Saturday, July 10, 2010

On Barter and Money

Under barter, economic actions are linked, production with consumption, savings with investment, wages with prices. One can trade for mutual benefit or accumulate assets and inventories but that is the only way to separate these functions, speculate, or store wealth. There may be excess or shortages of specific goods but never all goods at the same time. The hazards are vicissitudes of life, nature, and the market.

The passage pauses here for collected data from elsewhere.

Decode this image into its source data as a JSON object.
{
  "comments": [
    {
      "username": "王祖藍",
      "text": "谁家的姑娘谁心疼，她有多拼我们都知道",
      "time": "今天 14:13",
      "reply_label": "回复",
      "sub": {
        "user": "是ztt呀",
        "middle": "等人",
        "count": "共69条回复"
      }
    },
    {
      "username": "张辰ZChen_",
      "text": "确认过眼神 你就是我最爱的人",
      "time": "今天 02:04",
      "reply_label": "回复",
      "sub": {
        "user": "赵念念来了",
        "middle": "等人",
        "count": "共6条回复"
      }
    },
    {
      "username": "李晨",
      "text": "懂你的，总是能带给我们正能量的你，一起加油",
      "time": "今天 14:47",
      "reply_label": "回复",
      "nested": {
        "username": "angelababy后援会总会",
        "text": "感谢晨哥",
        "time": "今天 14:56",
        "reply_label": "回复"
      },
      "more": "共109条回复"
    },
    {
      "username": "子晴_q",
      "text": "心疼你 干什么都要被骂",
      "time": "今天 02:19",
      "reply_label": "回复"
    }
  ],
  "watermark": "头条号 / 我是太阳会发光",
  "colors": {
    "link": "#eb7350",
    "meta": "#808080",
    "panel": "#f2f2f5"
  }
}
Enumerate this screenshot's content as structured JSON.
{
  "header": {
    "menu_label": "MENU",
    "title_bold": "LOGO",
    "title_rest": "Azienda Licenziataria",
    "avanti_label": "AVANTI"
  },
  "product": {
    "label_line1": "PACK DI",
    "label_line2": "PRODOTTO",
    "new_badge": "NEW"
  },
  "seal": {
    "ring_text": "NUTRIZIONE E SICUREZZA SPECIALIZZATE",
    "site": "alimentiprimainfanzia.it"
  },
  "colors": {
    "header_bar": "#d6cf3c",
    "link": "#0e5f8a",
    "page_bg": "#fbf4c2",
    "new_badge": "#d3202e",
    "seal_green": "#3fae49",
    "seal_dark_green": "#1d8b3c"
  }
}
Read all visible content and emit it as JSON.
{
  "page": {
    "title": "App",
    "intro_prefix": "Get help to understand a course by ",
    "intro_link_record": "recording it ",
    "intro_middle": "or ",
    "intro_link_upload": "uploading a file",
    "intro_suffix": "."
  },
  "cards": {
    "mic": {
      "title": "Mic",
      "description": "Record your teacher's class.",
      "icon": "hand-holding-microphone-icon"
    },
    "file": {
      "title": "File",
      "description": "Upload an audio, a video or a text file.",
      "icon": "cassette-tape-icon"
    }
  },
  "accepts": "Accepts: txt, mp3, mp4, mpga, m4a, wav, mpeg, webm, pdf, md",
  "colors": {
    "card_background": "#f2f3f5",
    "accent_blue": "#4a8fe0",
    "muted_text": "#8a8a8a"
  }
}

With money all these actions may be separated and wealth accumulated more conveniently. For these benefits, there is a price to be paid, and that is an shortage or excess of money. A shortage results in deflation while an excess in inflation. Both impair the function of money as a medium of exchange, deflation by elevating its function as a medium of storage at the expense of trade and the economy, inflation by lowering its function as medium of storage diverting it into assets and inventory. Money largely works through interest rates and credit, making investment more or less risky. This has real effects when investments fail or succeed, though they may fail due to the underestimation of risk as well as its increase and succeed due to the overestimation of risk as well as its decrease. Deflation can destroy money by credit contraction, bankruptcy, and making otherwise profitable investments unprofitable. Inflation can create money by credit expansion and making otherwise unprofitable investments profitable, some of which may only be profitable with inflation though these will be realized over time. These can amplify themeselves over time, but if not allowed to do so, economies can adjust and neutralize them over time. Otherwise it can lead to a return to subsistence and barter.